Quantifiability: Concurrent Correctness from First Principles

TL;DR

Quantifiability introduces a new correctness condition for concurrent systems based on vector space modeling, enabling scalable, flexible, and modular analysis using linear algebra, addressing verification complexity and relaxing traditional constraints.

Contribution

It presents the first formal definition of quantifiability, a novel correctness condition that leverages vector space models and linear algebra for efficient concurrency analysis.

Findings

Quantifiability is compositional and independent of sequential histories.

Linear algebra facilitates more efficient analysis than traditional methods.

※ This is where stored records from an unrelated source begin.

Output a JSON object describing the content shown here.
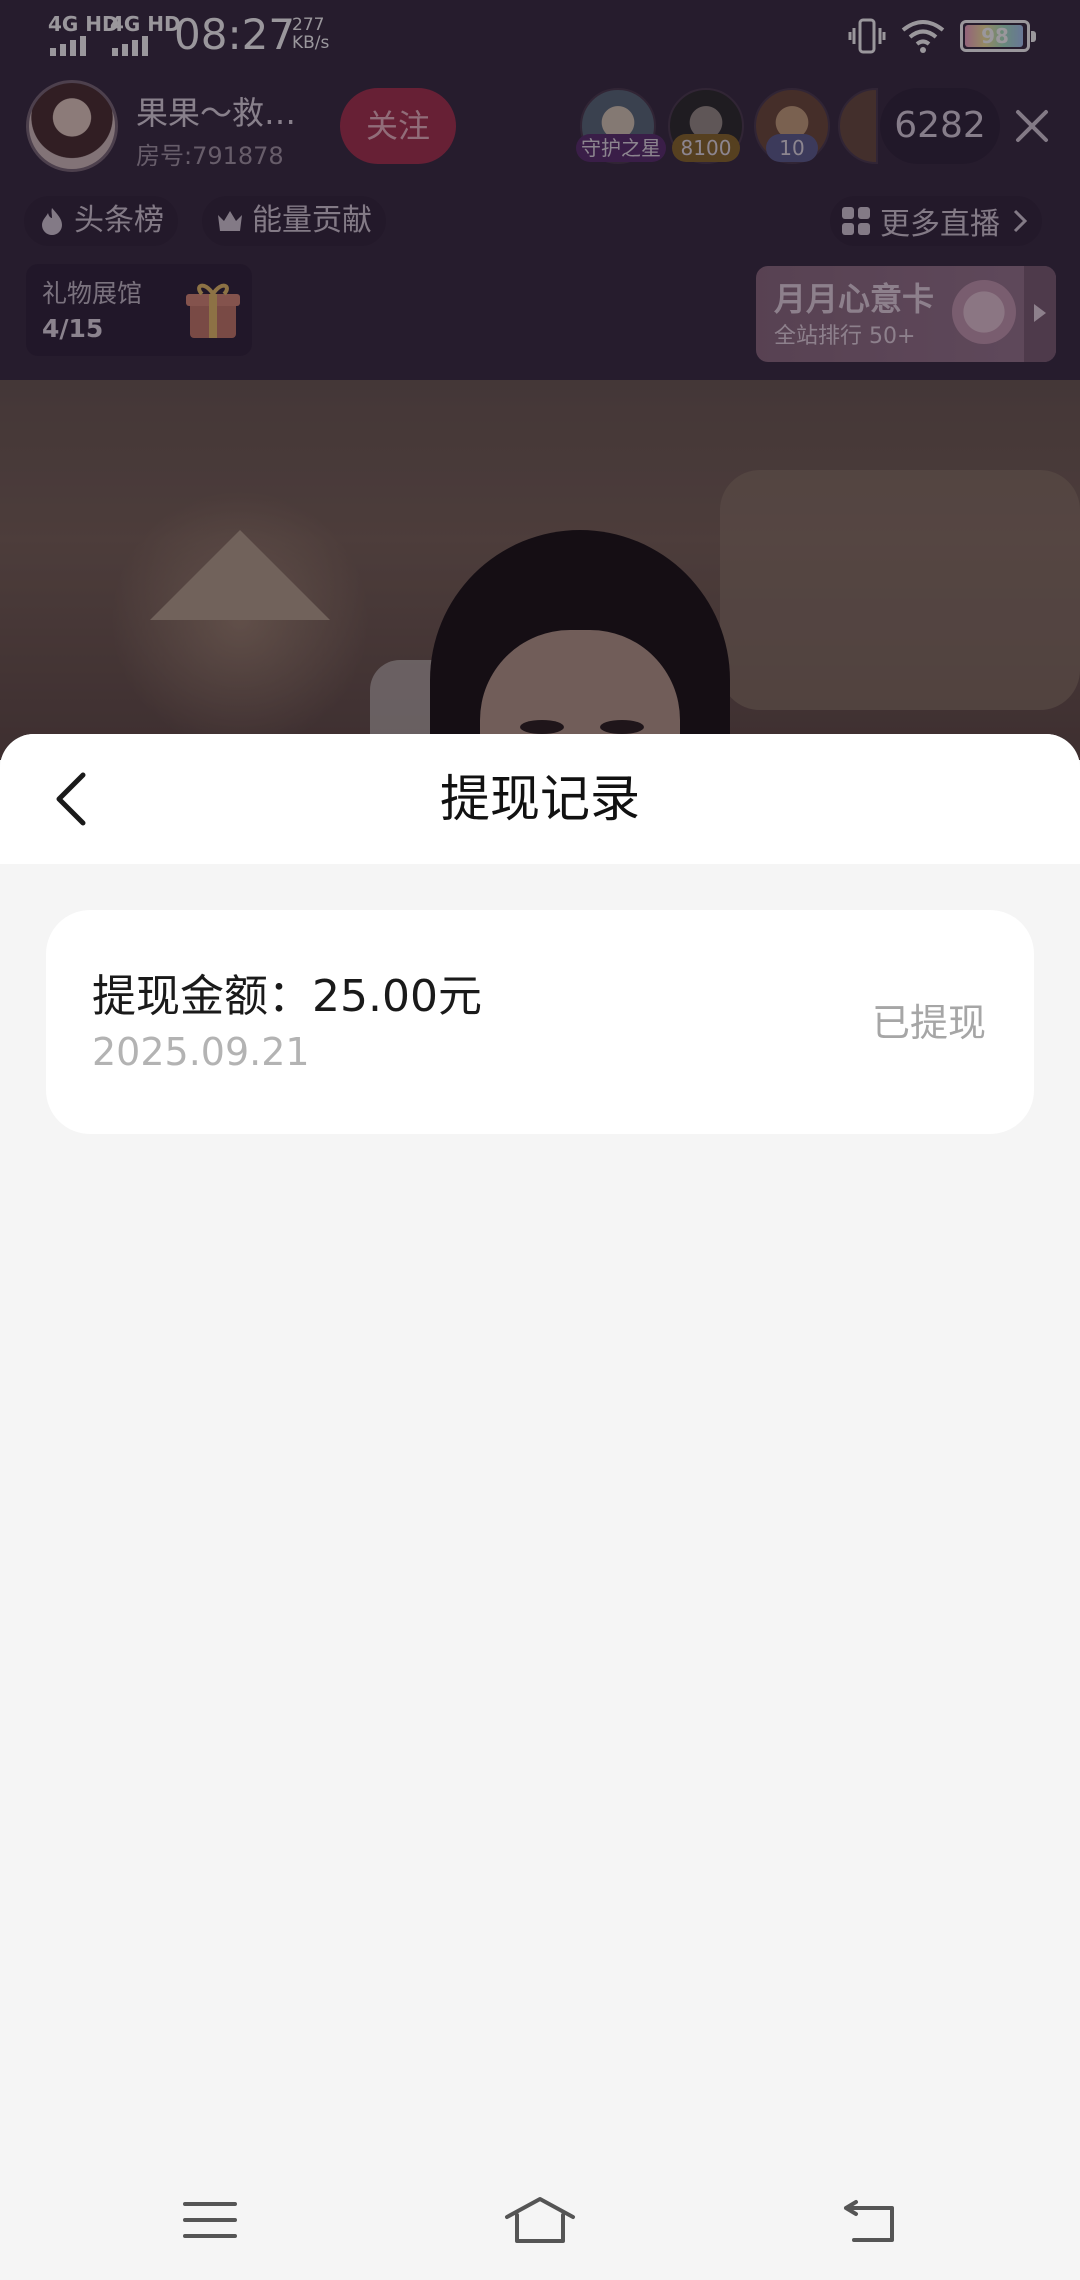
{
  "status_bar": {
    "signal_1": "4G HD",
    "signal_2": "4G HD",
    "time": "08:27",
    "net_speed_value": "277",
    "net_speed_unit": "KB/s",
    "battery": "98"
  },
  "live_room": {
    "streamer_name": "果果～救…",
    "room_id": "房号:791878",
    "follow_label": "关注",
    "viewers": [
      {
        "badge": "守护之星",
        "badge_color": "#5a2f6e"
      },
      {
        "badge": "8100",
        "badge_color": "#8a6a2a"
      },
      {
        "badge": "10",
        "badge_color": "#5d5f8f"
      },
      {
        "badge": "",
        "badge_color": ""
      }
    ],
    "viewer_count": "6282",
    "chips": {
      "headline_rank": "头条榜",
      "energy_contribution": "能量贡献",
      "more_live": "更多直播"
    },
    "gift_hall": {
      "title": "礼物展馆",
      "count": "4/15"
    },
    "month_card": {
      "title": "月月心意卡",
      "subtitle": "全站排行 50+"
    }
  },
  "sheet": {
    "title": "提现记录",
    "records": [
      {
        "amount_label": "提现金额：25.00元",
        "date": "2025.09.21",
        "status": "已提现"
      }
    ]
  },
  "colors": {
    "follow_button": "#a8324f",
    "sheet_background": "#f5f5f5",
    "card_background": "#ffffff",
    "muted_text": "#a6a6a6"
  }
}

Quantifiability enables scalable and flexible concurrent data structures.

Abstract

Architectural imperatives due to the slowing of Moore's Law, the broad acceptance of relaxed semantics and the O(n!) worst case verification complexity of generating sequential histories motivate a new approach to concurrent correctness. Desiderata for a new correctness condition are that it be independent of sequential histories, compositional, flexible as to timing, modular as to semantics and free of inherent locking or waiting. We propose Quantifiability, a novel correctness condition based on intuitive first principles. Quantifiability models a system in vector space to launch a new mathematical analysis of concurrency. The vector space model is suitable for a wide range of concurrent systems and their associated data structures. This paper formally defines quantifiability and demonstrates useful properties such as compositionality. Analysis is facilitated with linear algebra, better supported and of much more efficient time complexity than traditional combinatorial methods. We present results showing that quantifiable data structures are highly scalable due to the usage of relaxed semantics and propose entropy to evaluate the implementation trade-offs permitted by quantifiability.